Galloping Search

I recently learned about an algorithm called Galloping Search. It’s used to search sorted items when the upper bound is unknown. It’s like binary search but without the ‘high’ value. In this short post, I’ll explain my problem and how I solved it.

I am building a distributed log over S3. In a bucket or directory, I continuously add files named with sequential integers:

The writer keeps a counter in memory. On each insert request, the writer increments the counter, assigning a unique sequential number to the new object. There are no gaps. If the machine crashes, I need a way to locate the last inserted object—the one with the highest number.

S3’s limitations make this challenging:

• S3 has no API to fetch the last inserted item.
• The LIST API doesn’t support sorting; it always returns results in lexicographical order.
• I don’t want to scan the entire bucket of hundreds of thousands of items because the S3 LIST API is expensive (it costs the same as a PUT!).

Solution

Here’s what I came up with: I search for objects at exponential intervals (1,000th, 10k, 50k, 100k) in parallel.
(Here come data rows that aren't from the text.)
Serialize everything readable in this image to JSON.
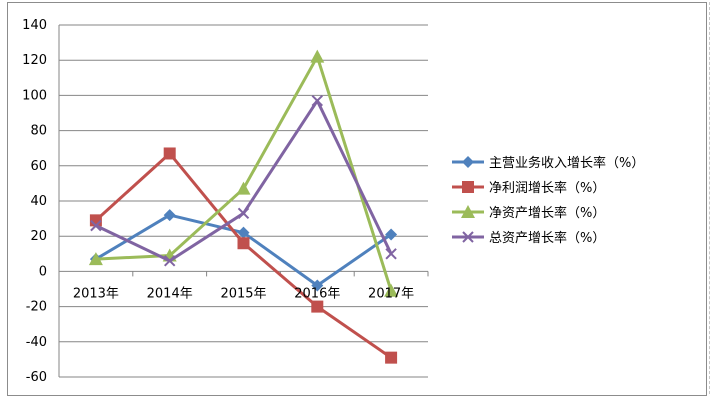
{
  "chart_data": {
    "type": "line",
    "categories": [
      "2013年",
      "2014年",
      "2015年",
      "2016年",
      "2017年"
    ],
    "ylim": [
      -60,
      140
    ],
    "yticks": [
      -60,
      -40,
      -20,
      0,
      20,
      40,
      60,
      80,
      100,
      120,
      140
    ],
    "grid": true,
    "legend_position": "right",
    "series": [
      {
        "name": "主营业务收入增长率（%）",
        "values": [
          7,
          32,
          22,
          -8,
          21
        ],
        "color": "#4f81bd",
        "marker": "diamond"
      },
      {
        "name": "净利润增长率（%）",
        "values": [
          29,
          67,
          16,
          -20,
          -49
        ],
        "color": "#c0504d",
        "marker": "square"
      },
      {
        "name": "净资产增长率（%）",
        "values": [
          7,
          9,
          47,
          122,
          -11
        ],
        "color": "#9bbb59",
        "marker": "triangle"
      },
      {
        "name": "总资产增长率（%）",
        "values": [
          26,
          6,
          33,
          97,
          10
        ],
        "color": "#8064a2",
        "marker": "x"
      }
    ]
  }
}
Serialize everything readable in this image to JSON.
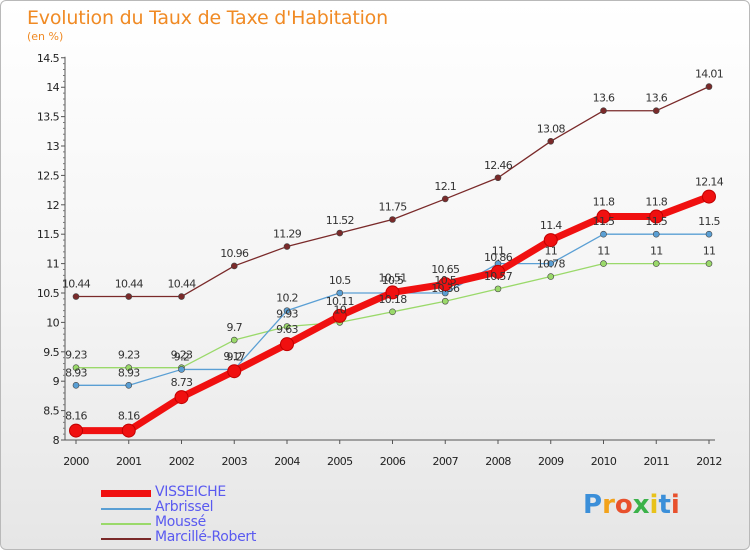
{
  "title": "Evolution du Taux de Taxe d'Habitation",
  "subtitle": "(en %)",
  "logo": {
    "text": "Proxiti",
    "colors": [
      "#3b8fd9",
      "#f2a21a",
      "#e8512d",
      "#3bb24a",
      "#e8c21a",
      "#3b8fd9",
      "#e8512d"
    ]
  },
  "chart_data": {
    "type": "line",
    "x": [
      2000,
      2001,
      2002,
      2003,
      2004,
      2005,
      2006,
      2007,
      2008,
      2009,
      2010,
      2011,
      2012
    ],
    "ylim": [
      8,
      14.5
    ],
    "yticks": [
      "8",
      "8.5",
      "9",
      "9.5",
      "10",
      "10.5",
      "11",
      "11.5",
      "12",
      "12.5",
      "13",
      "13.5",
      "14",
      "14.5"
    ],
    "grid": false,
    "legend_position": "bottom-left",
    "series": [
      {
        "name": "Marcillé-Robert",
        "color": "#7a2a2a",
        "values": [
          10.44,
          10.44,
          10.44,
          10.96,
          11.29,
          11.52,
          11.75,
          12.1,
          12.46,
          13.08,
          13.6,
          13.6,
          14.01
        ]
      },
      {
        "name": "Moussé",
        "color": "#9ad96a",
        "values": [
          9.23,
          9.23,
          9.23,
          9.7,
          9.93,
          10,
          10.18,
          10.36,
          10.57,
          10.78,
          11,
          11,
          11
        ]
      },
      {
        "name": "Arbrissel",
        "color": "#5a9fd4",
        "values": [
          8.93,
          8.93,
          9.2,
          9.2,
          10.2,
          10.5,
          10.5,
          10.5,
          11,
          11,
          11.5,
          11.5,
          11.5
        ]
      },
      {
        "name": "VISSEICHE",
        "color": "#f01010",
        "values": [
          8.16,
          8.16,
          8.73,
          9.17,
          9.63,
          10.11,
          10.51,
          10.65,
          10.86,
          11.4,
          11.8,
          11.8,
          12.14
        ]
      }
    ]
  }
}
When I find a gap (e.g., 100k missing but 50k exists), I binary search that range (e.g., 60k, 75k, 90k) until I narrow it to a manageable gap (5–10k objects). Then I use S3’s LIST API to fetch objects from that point.

Turns out this is called Exponential Search (or Galloping Search):

Exponential search allows for searching through a sorted, unbounded list for a specified input value (the search “key”). The algorithm consists of two stages. The first stage determines a range in which the search key would reside if it were in the list. In the second stage, a binary search is performed on this range.

When I posted this online, there were lots of questions, and many people offered alternative solutions to find the largest number:

• The most common (and boring) answer was to keep a counter in a local file or SQLite database. This doesn’t work because it’s not helpful if my machine crashes and I need to recover from S3.
• Use DynamoDB, Redis, or another database: This works but also kinda sucks because I don’t want to add another dependency to my library. It’s better if everything is self-contained in S3.
• Store a counter in S3 and update it at every write: This adds write amplification, and S3 PUT costs are expensive. I’d essentially pay twice for each write!
• Use ULID/UUID/Timestamps: This doesn’t work because I would lose point lookups. I want numbers to be sequential.

Alternate Solutions

• Inverse Sequencing: Store a counter starting from the maximum value (u64::max) and decrement it with each insert. The S3 LIST API is lexicographical, so you always get the last inserted filename with a single list call. I am split on this solution as I find it cognitively taxing.

• Partitioning and Hierarchical Search: Store objects with partitioning using a delimiter like 000/042/001. When you partition, the LIST API returns only the top hierarchy results (if you pass the delimiter / in the search request). For 100,000,000 (100M) files, it only takes 3 requests to find the largest number since the LIST API can return up to 1,000 items. For comparison, it is 50+ calls even when I use Galloping Search.

What I’m Doing

1. At every 10k or 50k writes, I write the current count in a file called .metadata. This reduces both cost and write amplification. I call this the checkpointing operation.
2. While searching, I start from the counter in the .metadata file. Then I perform the Galloping Search. Even if the metadata file doesn’t exist, the approach still works.

After checkpointing, gaps may exist in the files preceding the last checkpointed number, but this does not impact its effectiveness. For now, I’m happy with the approach, though I may move to checkpointing + partitioning in the future.

1. Thanks to folks @0xriggler and @JustinWaugh on X (formerly known as Twitter) for telling me about partitioning search.
2. The s3-log project is open source.
3. I use S3’s conditional write to “append” and add a new object with the next sequence number.
4. Having gaps in the log can be catastrophic. A writer may add a new object at the gap and return success to the client 💀